Скворец соскакивал на пол, шаркал лапкой, густо встряхивал крыльями.

– В общем, второй Володя мне нужен. Аlter ego. Ну, ты в латыни слабак… Словом сказать, нужен мне близнец духовный. Похожий на меня, но не я!

По временам, говоря со скворцом, Человеев, неукротимо любивший женщин, останавливался и задумывался.
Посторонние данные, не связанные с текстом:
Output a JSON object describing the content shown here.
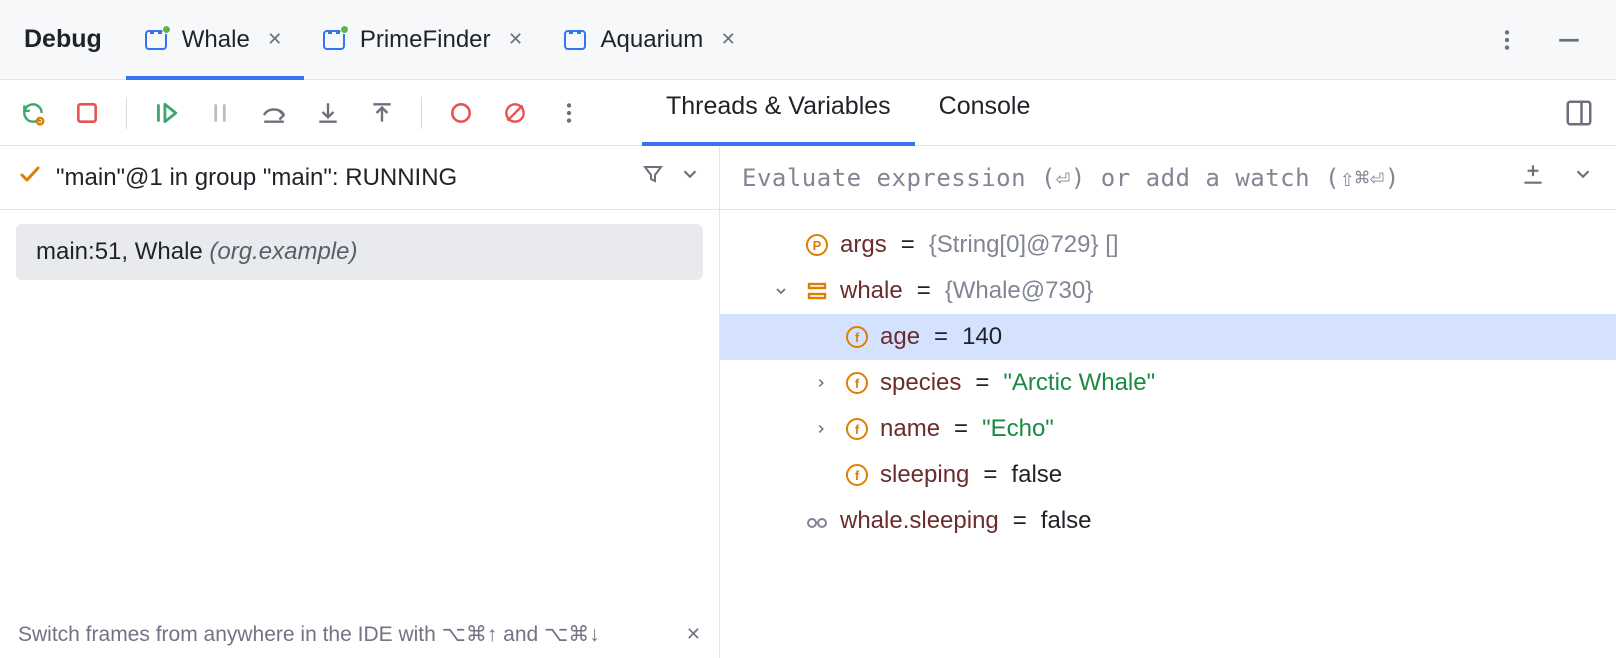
{
  "title": "Debug",
  "tabs": [
    {
      "label": "Whale",
      "active": true
    },
    {
      "label": "PrimeFinder",
      "active": false
    },
    {
      "label": "Aquarium",
      "active": false
    }
  ],
  "toolbar_tabs": {
    "threads": "Threads & Variables",
    "console": "Console"
  },
  "thread_status": "\"main\"@1 in group \"main\": RUNNING",
  "eval_placeholder": "Evaluate expression (⏎) or add a watch (⇧⌘⏎)",
  "stack_frame": {
    "loc": "main:51, Whale ",
    "pkg": "(org.example)"
  },
  "hint": {
    "text": "Switch frames from anywhere in the IDE with ⌥⌘↑ and ⌥⌘↓"
  },
  "vars": {
    "args": {
      "name": "args",
      "value": "{String[0]@729} []"
    },
    "whale": {
      "name": "whale",
      "value": "{Whale@730}"
    },
    "age": {
      "name": "age",
      "value": "140"
    },
    "species": {
      "name": "species",
      "value": "\"Arctic Whale\""
    },
    "vname": {
      "name": "name",
      "value": "\"Echo\""
    },
    "sleeping": {
      "name": "sleeping",
      "value": "false"
    },
    "watch": {
      "name": "whale.sleeping",
      "value": "false"
    }
  }
}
Нет, он не переставал обожать прекрасные, недостающие до создания идеального тела половинки! Но когда в бокалах страсти оседала ночная муть, вдруг наплывало на него чувство восторга и осязание какой-то сверхлюбви: то ли к нереально возвышенным женщинам, то ли – вообще без них…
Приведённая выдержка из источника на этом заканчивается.